I tried data augmentations across the framestack but this did not help PPO/IMPALA performance. It did slightly improve APEX performance but it still performed worse than PPO. No Augs | All Augs | Flip | Rotate | Crop Resize | Translate | Pad Crop |
Model
I’d say my biggest improvement to performance was adjusting the model. Increasing the model width to [32,64,64]
channels drastically improved performance. Pooling the final layer also helped since beforehand most of the model parameters were in the penultimate hidden layer. I tried a few other network variations (self-attention, SE-block, pretrained resnet/mobilenet, depthwise convs, deeper and wider nets), but for some strange reason the performance was always slightly worse. One of the weirdest things was when I tried to replace the maxpool layer with a stride 2 conv but this completely destroyed the training - if anyone else saw this and knows why please let me know. A good learning rate schedule also helped here.
Reward
I tried reward shaping (np.sign(r)*(np.sqrt(np.abs(r)+1)-1)+0.001*r
) and it seemed to help locally with PPO but on larger tests, performance didn’t improve.
I tried adding an intrinsic reward signal (Random Network Distillation) to help exploration for faster training but performance remained approximately the same. However, I didn’t get the original RND method working where you ignore the episode boundaries so that you get exploration across episodes, and the authors say that was important, so that might have been the issue.
Other parameters
I ran a few grid searches and tested out a few parameter combinations, resulting in the following:
gamma: 0.99
kl_coeff: 0.2
kl_target: 0.01
lambda: 0.9
rollout_fragment_length: 200
train_batch_size: 8192
sgd_minibatch_size: 1024
num_sgd_iter: 3
Things that didn’t work
- weight decay
- different network architectures
- sticky actions
- image augmentations
- intrinsic reward
- network normalisations
Biggest improvements (descending)
- Model width and pooling
- Modified framestack
- Good hparams
Problems
- For a while I tried to upgrade ray to the latest version but things kept breaking and my submissions all failed.

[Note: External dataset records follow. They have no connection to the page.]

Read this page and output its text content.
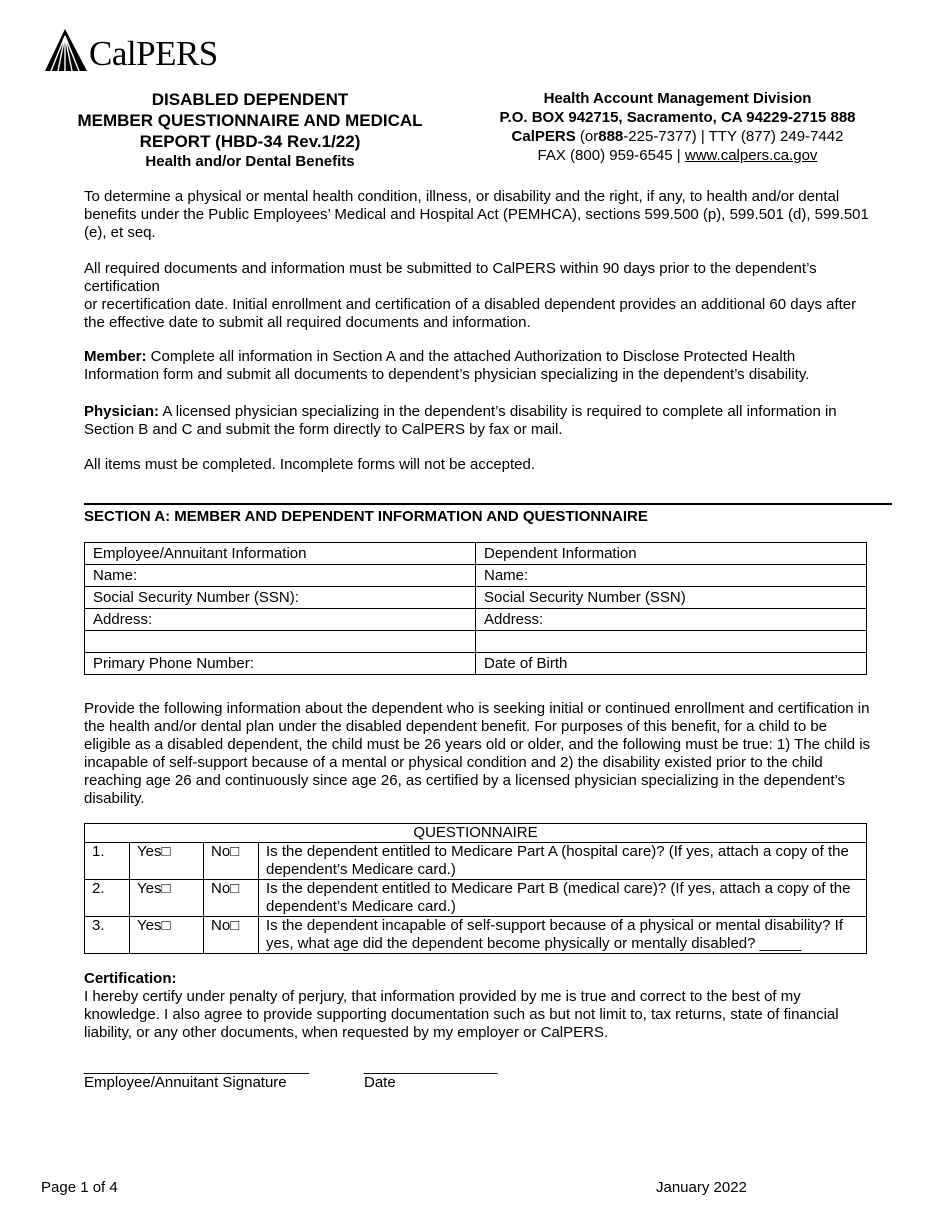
CalPERS
DISABLED DEPENDENT
MEMBER QUESTIONNAIRE AND MEDICAL
REPORT (HBD-34 Rev.1/22)
Health and/or Dental Benefits
Health Account Management Division
P.O. BOX 942715, Sacramento, CA 94229-2715 888
CalPERS (or888-225-7377) | TTY (877) 249-7442
FAX (800) 959-6545 | www.calpers.ca.gov
To determine a physical or mental health condition, illness, or disability and the right, if any, to health and/or dental benefits under the Public Employees’ Medical and Hospital Act (PEMHCA), sections 599.500 (p), 599.501 (d), 599.501 (e), et seq.
All required documents and information must be submitted to CalPERS within 90 days prior to the dependent’s certification
or recertification date. Initial enrollment and certification of a disabled dependent provides an additional 60 days after the effective date to submit all required documents and information.
Member: Complete all information in Section A and the attached Authorization to Disclose Protected Health Information form and submit all documents to dependent’s physician specializing in the dependent’s disability.
Physician: A licensed physician specializing in the dependent’s disability is required to complete all information in Section B and C and submit the form directly to CalPERS by fax or mail.
All items must be completed. Incomplete forms will not be accepted.
SECTION A: MEMBER AND DEPENDENT INFORMATION AND QUESTIONNAIRE
Employee/Annuitant Information	Dependent Information
Name:	Name:
Social Security Number (SSN):	Social Security Number (SSN)
Address:	Address:

Primary Phone Number:	Date of Birth
Provide the following information about the dependent who is seeking initial or continued enrollment and certification in the health and/or dental plan under the disabled dependent benefit. For purposes of this benefit, for a child to be eligible as a disabled dependent, the child must be 26 years old or older, and the following must be true: 1) The child is incapable of self-support because of a mental or physical condition and 2) the disability existed prior to the child reaching age 26 and continuously since age 26, as certified by a licensed physician specializing in the dependent’s disability.
QUESTIONNAIRE			
1.	Yes□	No□	Is the dependent entitled to Medicare Part A (hospital care)? (If yes, attach a copy of the dependent’s Medicare card.)
2.	Yes□	No□	Is the dependent entitled to Medicare Part B (medical care)? (If yes, attach a copy of the dependent’s Medicare card.)
3.	Yes□	No□	Is the dependent incapable of self-support because of a physical or mental disability? If yes, what age did the dependent become physically or mentally disabled? _____
Certification:
I hereby certify under penalty of perjury, that information provided by me is true and correct to the best of my knowledge. I also agree to provide supporting documentation such as but not limit to, tax returns, state of financial liability, or any other documents, when requested by my employer or CalPERS.
___________________________	________________
Employee/Annuitant Signature	Date
Page 1 of 4	January 2022
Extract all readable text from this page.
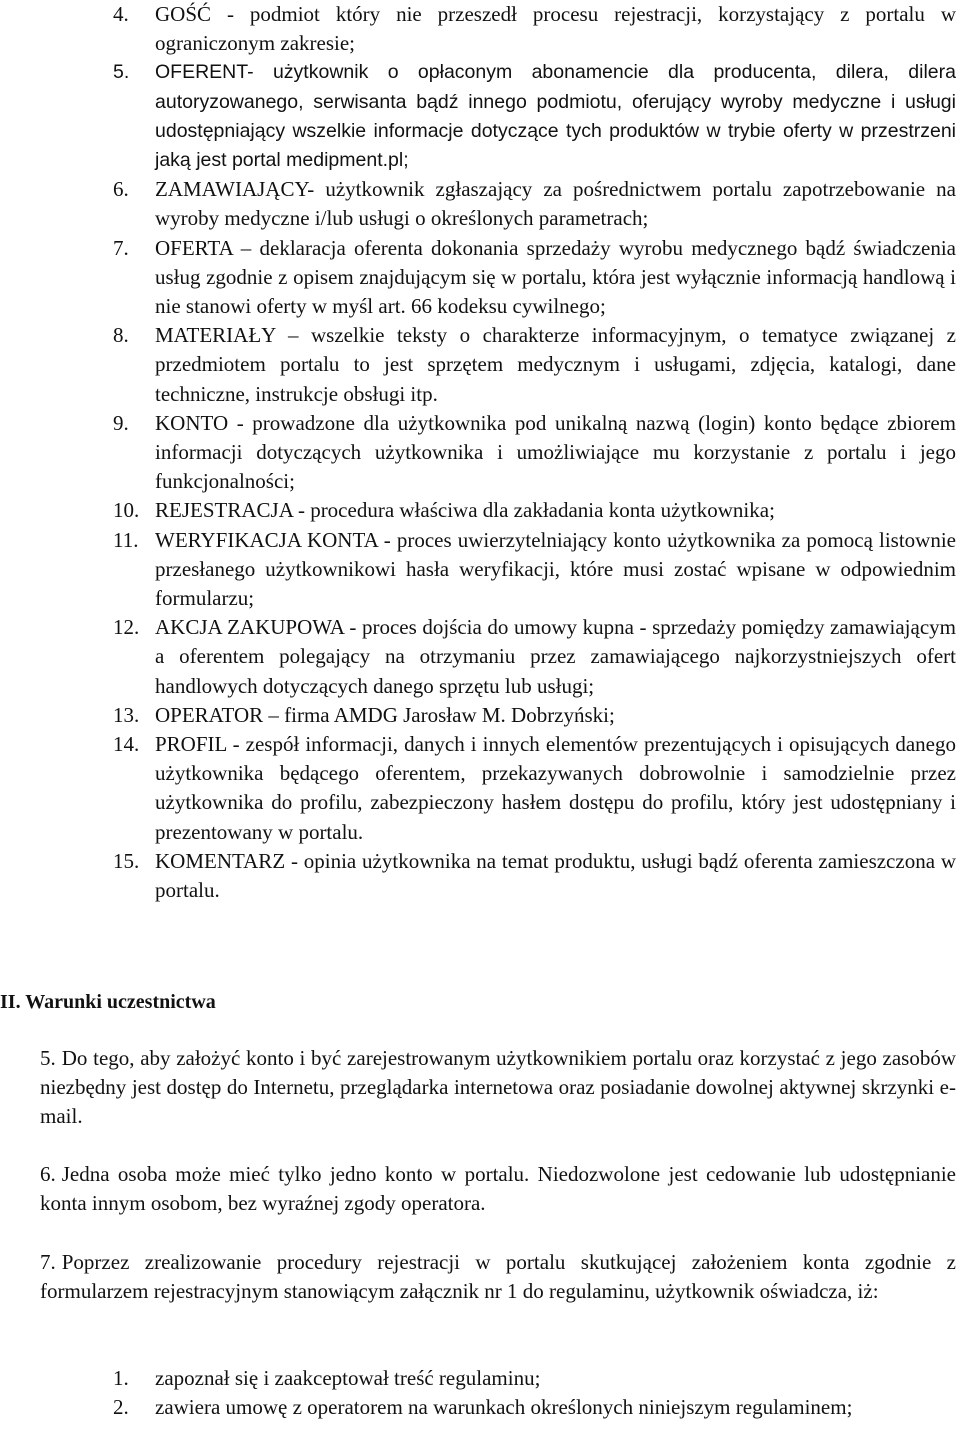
4.	GOŚĆ - podmiot który nie przeszedł procesu rejestracji, korzystający z portalu w ograniczonym zakresie;
5.	OFERENT- użytkownik o opłaconym abonamencie dla producenta, dilera, dilera autoryzowanego, serwisanta bądź innego podmiotu, oferujący wyroby medyczne i usługi udostępniający wszelkie informacje dotyczące tych produktów w trybie oferty w przestrzeni jaką jest portal medipment.pl;
6.	ZAMAWIAJĄCY- użytkownik zgłaszający za pośrednictwem portalu zapotrzebowanie na wyroby medyczne i/lub usługi o określonych parametrach;
7.	OFERTA – deklaracja oferenta dokonania sprzedaży wyrobu medycznego bądź świadczenia usług zgodnie z opisem znajdującym się w portalu, która jest wyłącznie informacją handlową i nie stanowi oferty w myśl art. 66 kodeksu cywilnego;
8.	MATERIAŁY – wszelkie teksty o charakterze informacyjnym, o tematyce związanej z przedmiotem portalu to jest sprzętem medycznym i usługami, zdjęcia, katalogi, dane techniczne, instrukcje obsługi itp.
9.	KONTO - prowadzone dla użytkownika pod unikalną nazwą (login) konto będące zbiorem informacji dotyczących użytkownika i umożliwiające mu korzystanie z portalu i jego funkcjonalności;
10. REJESTRACJA - procedura właściwa dla zakładania konta użytkownika;
11. WERYFIKACJA KONTA - proces uwierzytelniający konto użytkownika za pomocą listownie przesłanego użytkownikowi hasła weryfikacji, które musi zostać wpisane w odpowiednim formularzu;
12. AKCJA ZAKUPOWA - proces dojścia do umowy kupna - sprzedaży pomiędzy zamawiającym a oferentem polegający na otrzymaniu przez zamawiającego najkorzystniejszych ofert handlowych dotyczących danego sprzętu lub usługi;
13. OPERATOR – firma AMDG Jarosław M. Dobrzyński;
14. PROFIL - zespół informacji, danych i innych elementów prezentujących i opisujących danego użytkownika będącego oferentem, przekazywanych dobrowolnie i samodzielnie przez użytkownika do profilu, zabezpieczony hasłem dostępu do profilu, który jest udostępniany i prezentowany w portalu.
15. KOMENTARZ - opinia użytkownika na temat produktu, usługi bądź oferenta zamieszczona w portalu.
II. Warunki uczestnictwa

5. Do tego, aby założyć konto i być zarejestrowanym użytkownikiem portalu oraz korzystać z jego zasobów niezbędny jest dostęp do Internetu, przeglądarka internetowa oraz posiadanie dowolnej aktywnej skrzynki e-mail.

6. Jedna osoba może mieć tylko jedno konto w portalu. Niedozwolone jest cedowanie lub udostępnianie konta innym osobom, bez wyraźnej zgody operatora.

7. Poprzez zrealizowanie procedury rejestracji w portalu skutkującej założeniem konta zgodnie z formularzem rejestracyjnym stanowiącym załącznik nr 1 do regulaminu, użytkownik oświadcza, iż:

1.	zapoznał się i zaakceptował treść regulaminu;
2.	zawiera umowę z operatorem na warunkach określonych niniejszym regulaminem;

- Pytorch performance was terrible compared to tensorflow, so I couldn’t use pytorch. I think this is related to the ray version.
- Took a while to get used to the sagemaker pipeline but eventually got a script working that could deploy models from my local computer.
Questions
- Did anyone use a recurrent net to good effect?
- Did anyone use a custom/different algorithm? I saw some trying PPG.
- Did anyone get data augmentation working?
- Did anyone use a pretrained network?
- What led to the biggest improvements in performance for you?
- My toughest environment was plunder (score ~10). Did anyone get good performance on this? What was your toughest env?